Khoubian falsely claimed refundable tax credits which he was not entitled, including the Earned Income Tax Credit, which is intended for low-to moderate-income working individuals. In 2008, he held approximately $20 million in assets in his undisclosed accounts. He filed a false 2011 tax return that underreported the interest income he earned from his Israeli accounts and continued to fail to disclose that he held an account in Germany. Khoubian filed false 2012 and 2013 Reports of Foreign Bank and Financial Accounts forms (FBARs) with the U.S. Department of Treasury that hid his German account.
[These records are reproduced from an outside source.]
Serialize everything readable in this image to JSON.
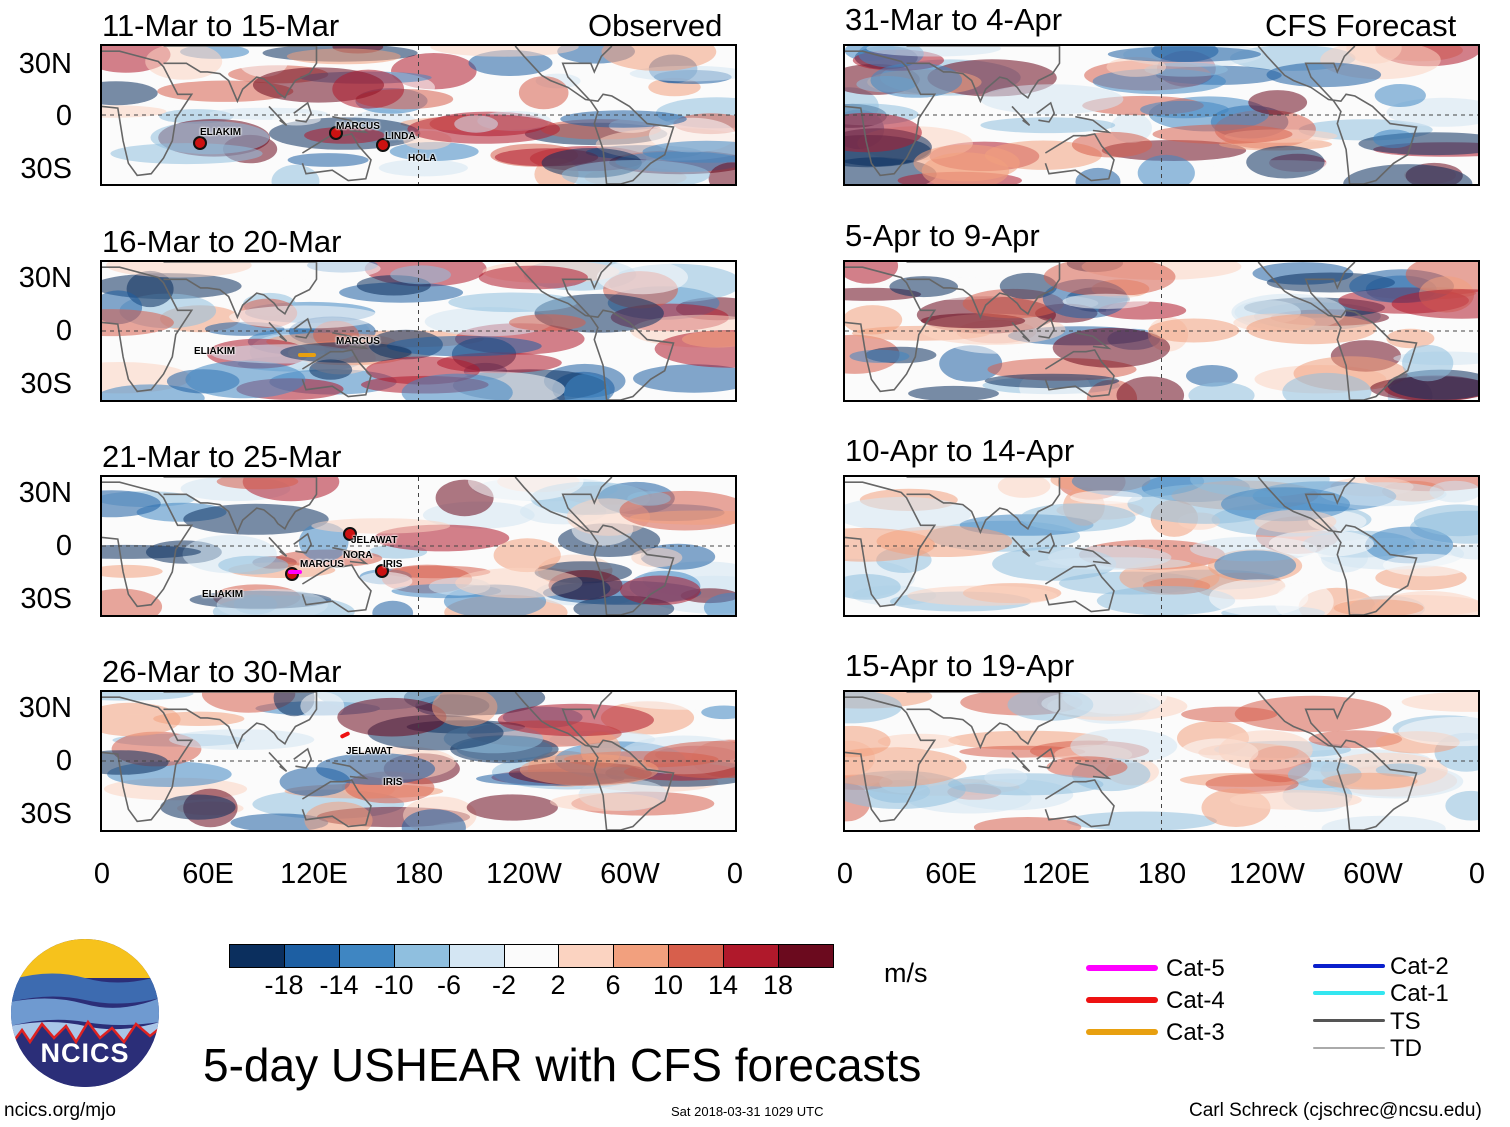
{
  "header": {
    "observed_label": "Observed",
    "forecast_label": "CFS Forecast"
  },
  "panels_left": [
    {
      "period": "11-Mar to 15-Mar",
      "storms": [
        "ELIAKIM",
        "MARCUS",
        "LINDA",
        "HOLA"
      ]
    },
    {
      "period": "16-Mar to 20-Mar",
      "storms": [
        "ELIAKIM",
        "MARCUS"
      ]
    },
    {
      "period": "21-Mar to 25-Mar",
      "storms": [
        "JELAWAT",
        "NORA",
        "MARCUS",
        "IRIS",
        "ELIAKIM"
      ]
    },
    {
      "period": "26-Mar to 30-Mar",
      "storms": [
        "JELAWAT",
        "IRIS"
      ]
    }
  ],
  "panels_right": [
    {
      "period": "31-Mar to 4-Apr"
    },
    {
      "period": "5-Apr to 9-Apr"
    },
    {
      "period": "10-Apr to 14-Apr"
    },
    {
      "period": "15-Apr to 19-Apr"
    }
  ],
  "axes": {
    "lat_labels": [
      "30N",
      "0",
      "30S"
    ],
    "lon_labels": [
      "0",
      "60E",
      "120E",
      "180",
      "120W",
      "60W",
      "0"
    ]
  },
  "colorbar": {
    "ticks": [
      "-18",
      "-14",
      "-10",
      "-6",
      "-2",
      "2",
      "6",
      "10",
      "14",
      "18"
    ],
    "colors": [
      "#0b2f5e",
      "#1d5fa3",
      "#3f86c2",
      "#8fbfdf",
      "#d4e6f3",
      "#fbfbfb",
      "#fbd3c1",
      "#f2a07e",
      "#d75f4c",
      "#b0192b",
      "#6b0a1e"
    ],
    "units": "m/s"
  },
  "legend": [
    {
      "label": "Cat-5",
      "color": "#ff00ff"
    },
    {
      "label": "Cat-4",
      "color": "#ee1111"
    },
    {
      "label": "Cat-3",
      "color": "#e8a010"
    },
    {
      "label": "Cat-2",
      "color": "#0a1fcc"
    },
    {
      "label": "Cat-1",
      "color": "#33e6f0"
    },
    {
      "label": "TS",
      "color": "#555555"
    },
    {
      "label": "TD",
      "color": "#aaaaaa"
    }
  ],
  "footer": {
    "logo_text": "NCICS",
    "title": "5-day USHEAR with CFS forecasts",
    "url": "ncics.org/mjo",
    "timestamp": "Sat 2018-03-31 1029 UTC",
    "credit": "Carl Schreck (cjschrec@ncsu.edu)"
  }
}
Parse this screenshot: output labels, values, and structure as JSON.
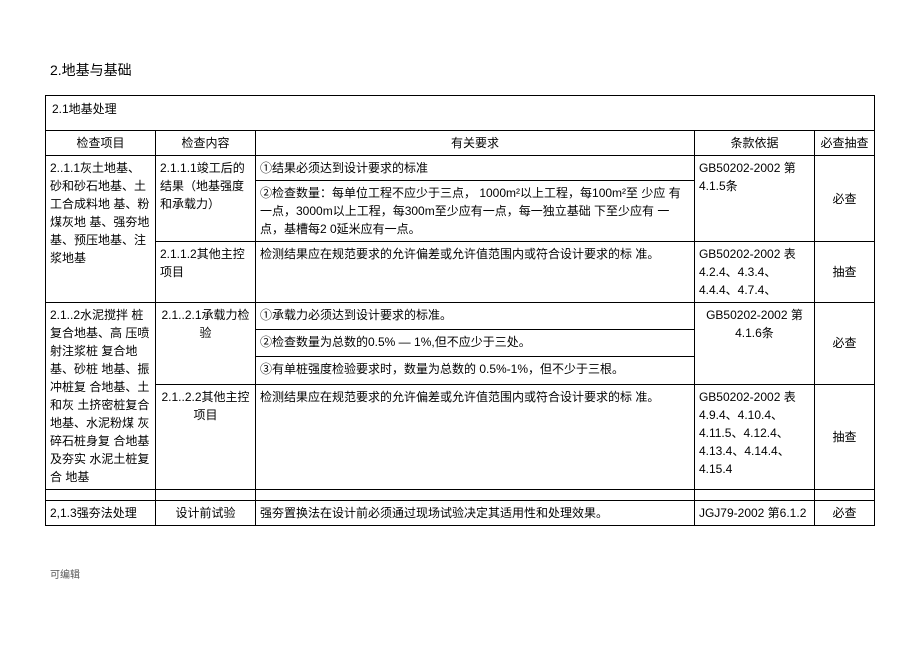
{
  "section_title": "2.地基与基础",
  "sub_section": "2.1地基处理",
  "headers": {
    "item": "检查项目",
    "content": "检查内容",
    "requirement": "有关要求",
    "basis": "条款依据",
    "check": "必查抽查"
  },
  "rows": {
    "r1": {
      "item": "2..1.1灰土地基、砂和砂石地基、土工合成料地 基、粉煤灰地 基、强夯地基、预压地基、注浆地基",
      "content1": "2.1.1.1竣工后的 结果（地基强度 和承载力）",
      "req1a": "①结果必须达到设计要求的标准",
      "req1b": "②检查数量：每单位工程不应少于三点， 1000m²以上工程，每100m²至  少应 有一点，3000m以上工程，每300m至少应有一点，每一独立基础 下至少应有 一点，基槽每2 0延米应有一点。",
      "basis1": "GB50202-2002 第4.1.5条",
      "check1": "必查",
      "content2": "2.1.1.2其他主控  项目",
      "req2": "检测结果应在规范要求的允许偏差或允许值范围内或符合设计要求的标  准。",
      "basis2": "GB50202-2002 表4.2.4、4.3.4、4.4.4、4.7.4、",
      "check2": "抽查"
    },
    "r2": {
      "item": "2.1..2水泥搅拌  桩复合地基、高  压喷射注浆桩  复合地基、砂桩  地基、振冲桩复  合地基、土和灰  土挤密桩复合  地基、水泥粉煤  灰碎石桩身复  合地基及夯实  水泥土桩复合  地基",
      "content1": "2.1..2.1承载力检验",
      "req1a": "①承载力必须达到设计要求的标准。",
      "req1b": "②检查数量为总数的0.5% — 1%,但不应少于三处。",
      "req1c": "③有单桩强度检验要求时，数量为总数的 0.5%-1%，但不少于三根。",
      "basis1": "GB50202-2002 第4.1.6条",
      "check1": "必查",
      "content2": "2.1..2.2其他主控项目",
      "req2": "检测结果应在规范要求的允许偏差或允许值范围内或符合设计要求的标  准。",
      "basis2": "GB50202-2002 表4.9.4、4.10.4、4.11.5、4.12.4、4.13.4、4.14.4、4.15.4",
      "check2": "抽查"
    },
    "r3": {
      "item": "2,1.3强夯法处理",
      "content": "设计前试验",
      "req": "强夯置换法在设计前必须通过现场试验决定其适用性和处理效果。",
      "basis": "JGJ79-2002 第6.1.2",
      "check": "必查"
    }
  },
  "footer": "可编辑"
}
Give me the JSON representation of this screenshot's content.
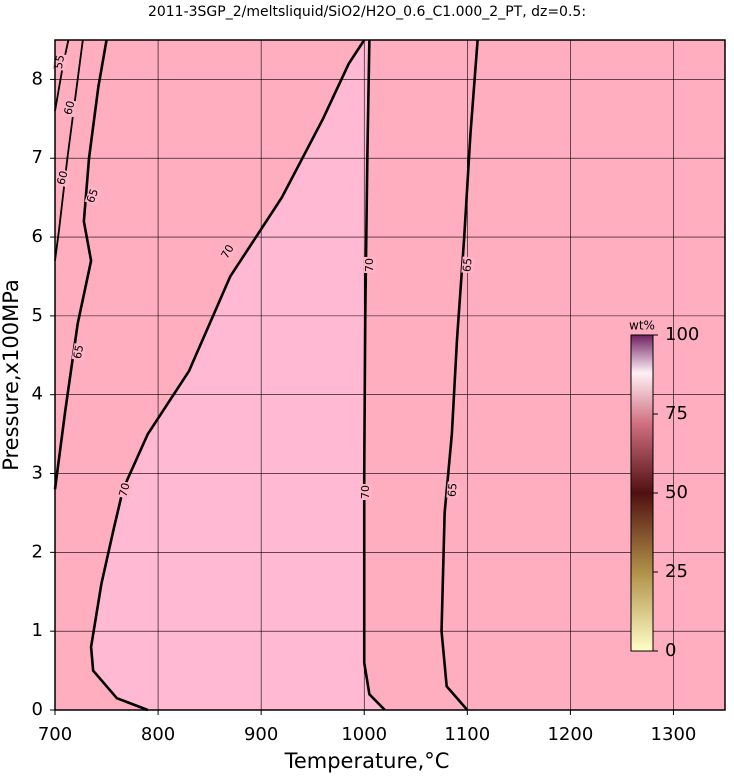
{
  "chart_data": {
    "type": "contour",
    "title": "2011-3SGP_2/meltsliquid/SiO2/H2O_0.6_C1.000_2_PT, dz=0.5:",
    "x_label": "Temperature,°C",
    "y_label": "Pressure,x100MPa",
    "xlim": [
      700,
      1350
    ],
    "ylim": [
      0,
      8.5
    ],
    "xticks": [
      700,
      800,
      900,
      1000,
      1100,
      1200,
      1300
    ],
    "yticks": [
      0,
      1,
      2,
      3,
      4,
      5,
      6,
      7,
      8
    ],
    "grid": true,
    "contours": [
      {
        "level": 55,
        "x": [
          700,
          708,
          713
        ],
        "y": [
          7.6,
          8.2,
          8.5
        ]
      },
      {
        "level": 60,
        "x": [
          700,
          704,
          712,
          720,
          727
        ],
        "y": [
          5.7,
          6.1,
          7.0,
          7.8,
          8.5
        ]
      },
      {
        "level": 65,
        "x": [
          700,
          710,
          722,
          735,
          728,
          733,
          742,
          750
        ],
        "y": [
          2.8,
          3.8,
          4.9,
          5.7,
          6.2,
          7.0,
          7.9,
          8.5
        ]
      },
      {
        "level": 70,
        "x": [
          790,
          760,
          737,
          735,
          745,
          757,
          766,
          790,
          830,
          870,
          920,
          960,
          985,
          1000
        ],
        "y": [
          0,
          0.15,
          0.5,
          0.8,
          1.6,
          2.3,
          2.8,
          3.5,
          4.3,
          5.5,
          6.5,
          7.5,
          8.2,
          8.5
        ]
      },
      {
        "level": 70,
        "x": [
          1005,
          1003,
          1001,
          1000,
          1000,
          1005,
          1020
        ],
        "y": [
          8.5,
          7.0,
          5.0,
          3.0,
          0.6,
          0.2,
          0
        ]
      },
      {
        "level": 65,
        "x": [
          1110,
          1103,
          1097,
          1090,
          1085,
          1078,
          1075,
          1080,
          1100
        ],
        "y": [
          8.5,
          7.3,
          6.0,
          4.7,
          3.5,
          2.5,
          1.0,
          0.3,
          0
        ]
      }
    ],
    "colorbar": {
      "label": "wt%",
      "lim": [
        0,
        100
      ],
      "ticks": [
        0,
        25,
        50,
        75,
        100
      ]
    }
  }
}
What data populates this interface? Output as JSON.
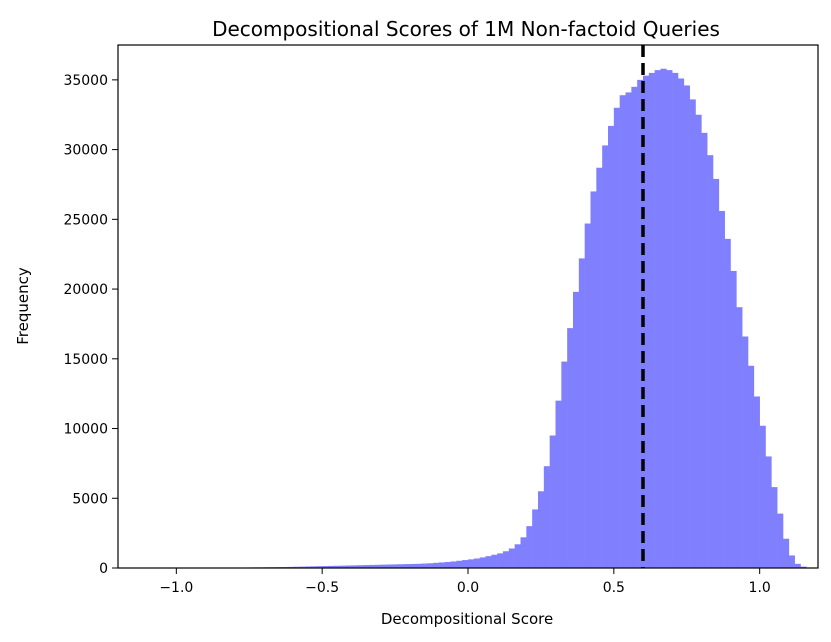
{
  "colors": {
    "bar": "#8080ff",
    "threshold_line": "#000000"
  },
  "chart_data": {
    "type": "bar",
    "title": "Decompositional Scores of 1M Non-factoid Queries",
    "xlabel": "Decompositional Score",
    "ylabel": "Frequency",
    "xlim": [
      -1.2,
      1.2
    ],
    "ylim": [
      0,
      37500
    ],
    "xticks": [
      -1.0,
      -0.5,
      0.0,
      0.5,
      1.0
    ],
    "xtick_labels": [
      "−1.0",
      "−0.5",
      "0.0",
      "0.5",
      "1.0"
    ],
    "yticks": [
      0,
      5000,
      10000,
      15000,
      20000,
      25000,
      30000,
      35000
    ],
    "ytick_labels": [
      "0",
      "5000",
      "10000",
      "15000",
      "20000",
      "25000",
      "30000",
      "35000"
    ],
    "grid": false,
    "bin_width": 0.02,
    "bins_start": -1.1,
    "values": [
      5,
      6,
      8,
      8,
      10,
      10,
      12,
      12,
      15,
      15,
      18,
      20,
      22,
      25,
      28,
      30,
      35,
      40,
      45,
      50,
      55,
      60,
      65,
      70,
      80,
      90,
      100,
      110,
      120,
      130,
      140,
      150,
      160,
      170,
      180,
      190,
      200,
      210,
      220,
      230,
      240,
      250,
      260,
      270,
      280,
      290,
      300,
      320,
      340,
      370,
      400,
      430,
      470,
      520,
      570,
      620,
      680,
      760,
      850,
      950,
      1050,
      1200,
      1400,
      1700,
      2200,
      3000,
      4200,
      5500,
      7300,
      9500,
      12000,
      14800,
      17200,
      19800,
      22200,
      24700,
      27000,
      28700,
      30300,
      31700,
      33000,
      33900,
      34100,
      34500,
      35000,
      35300,
      35500,
      35700,
      35800,
      35700,
      35500,
      35100,
      34600,
      33600,
      32500,
      31200,
      29600,
      27900,
      25600,
      23600,
      21300,
      18700,
      16600,
      14500,
      12300,
      10200,
      8000,
      5800,
      3900,
      2100,
      900,
      300,
      100,
      30,
      10
    ],
    "threshold": {
      "x": 0.6,
      "style": "dashed"
    }
  }
}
U.S. citizens, resident aliens, and permanent legal residents with a foreign financial interest in or signatory authority over a foreign financial account worth more than $10,000 are required to file an FBAR disclosing the account.

The defendant also provided his German bank with a copy of his Iranian passport and a residential address located in Israel to prevent the bank from disclosing the account to the IRS. He sent a letter to Bank Leumi falsely claiming he was living in Iran when, he resided in Beverly Hills, California.

Khoubian was charged with making false statements to an IRS Criminal Investigation (CI) special agent – denying that he owned an account in Germany between 2005 and 2010, stating that the German account was closed, when it was still open, and stating that the funds were transferred to the United States, when he transferred over $600,000 from his German account to his accounts in Israel.

As part of his sentence, Khoubian will pay a civil penalty estimated at $7.7 million and $600,000 to the IRS. Khoubian faces a statutory maximum sentence of three years in prison for corruptly endeavoring to impede the internal revenue laws and each count of filing a false return and five years in prison for each count of filing a false FBAR and making a false statement.